After publishing yesterday's post news emerged that Twitter is testing a new "Explore" tab in its apps to replace and build upon Moments and existing means of content discovery.

According to the piece over at Mashable the Explore tab will be a mixture of search, trending topics and Moments harkening back to the Discover tab which preceded Moments.

Now that Jack Dorsey has settled on Twitter's role in the world getting good content in front of people is of paramount importance and it is good to see continued efforts in making this happen.

In fact, the whole strategy depends on it.


However, I have two initial concerns over the Explore tab as reported:

  • timing, and
  • presentation

Moments has recently passed its first birthday and the ability to make Moments has just been opened to everyone. In my opinion it's been a revelation and one of the best features Twitter has launched in some time. I hope Explore doesn't detract from what Moments has achieved; it seems a backward step to lessen its presence just as it is becoming a fully fledged feature.

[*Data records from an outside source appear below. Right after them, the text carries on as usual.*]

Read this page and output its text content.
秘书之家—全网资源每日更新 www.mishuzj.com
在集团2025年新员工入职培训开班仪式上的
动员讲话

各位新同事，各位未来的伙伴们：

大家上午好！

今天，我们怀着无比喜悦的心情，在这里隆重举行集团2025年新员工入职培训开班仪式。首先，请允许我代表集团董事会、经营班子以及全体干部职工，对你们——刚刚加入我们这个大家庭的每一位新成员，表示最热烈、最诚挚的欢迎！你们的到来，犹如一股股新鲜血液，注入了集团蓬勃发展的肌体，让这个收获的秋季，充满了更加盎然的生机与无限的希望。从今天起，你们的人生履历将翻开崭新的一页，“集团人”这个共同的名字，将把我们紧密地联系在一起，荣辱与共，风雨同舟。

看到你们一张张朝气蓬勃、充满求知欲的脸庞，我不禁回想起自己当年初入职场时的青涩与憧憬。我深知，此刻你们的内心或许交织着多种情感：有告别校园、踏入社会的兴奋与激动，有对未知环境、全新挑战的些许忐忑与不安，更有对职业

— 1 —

As Explore will be presenting a range of information it will need to be both well structured and useful. The current Moments tab is visually appealing with effective presentation and ease of use.

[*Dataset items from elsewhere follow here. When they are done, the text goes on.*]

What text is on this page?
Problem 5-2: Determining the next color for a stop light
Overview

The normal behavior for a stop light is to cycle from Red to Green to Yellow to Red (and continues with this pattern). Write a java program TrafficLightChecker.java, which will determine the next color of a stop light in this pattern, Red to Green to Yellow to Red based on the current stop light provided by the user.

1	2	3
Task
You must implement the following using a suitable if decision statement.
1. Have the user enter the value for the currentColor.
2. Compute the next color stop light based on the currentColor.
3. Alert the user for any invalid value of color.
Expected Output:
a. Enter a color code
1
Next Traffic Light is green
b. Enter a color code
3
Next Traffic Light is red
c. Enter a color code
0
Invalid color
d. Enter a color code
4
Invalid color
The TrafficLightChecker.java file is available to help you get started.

Combining multiple sources of data in one area means that each has less immediate exposure. The screenshots shared by Mashable (below) do not, in my view, show an overly useful or useable approach.

If handled properly, however, the Explore tab could be a good thing and we could be on the cusp of a new, focused product drive.

It's about time.

What took so long?

I wrote back in 2011 that Twitter should iterate the Discover tab and make it the default view for new users. The Explore tab, if done right, seems like it could such an iteration.

I still maintain that it should be the first thing new users see and, by extension, the new face of the "logged out" homepage.

It's frustrating that I, amongst others, have been writing about this for so long but it is only now that Twitter seems to have caught up.

Take this statement from my post "The changing value of Twitter":

"Everything points towards Twitter placing a much greater emphasis on its identity as a news and media network with the movement away from the main stream as the focal point."

And this one from an even earlier post:

"Could Twitter actually become a place where we consume news first and talk about it after? Is this too radical a shift from the service we all know and love or is it a logical conclusion based on recent events?"

These could have been written any time within the past few months considering Twitter's media partnerships and the new direction. But no, they were written over four years ago but the network appeared to stagnate meaning we are only just seeing this come to fruition.


Twitter's problem has been that it never knew exactly what it was; there were various ideas and concepts but it seemed to see-saw between strategies.

On his return Dorsey may have been regarded as having the necessary authority that comes from being a founder to right the ship and set the product direction, but you cannot plot a course without having a destination.

Instead, he has defined (maybe we could say admitted or finally accepted) the company identity so that the corporate vision is now in line with public expectation.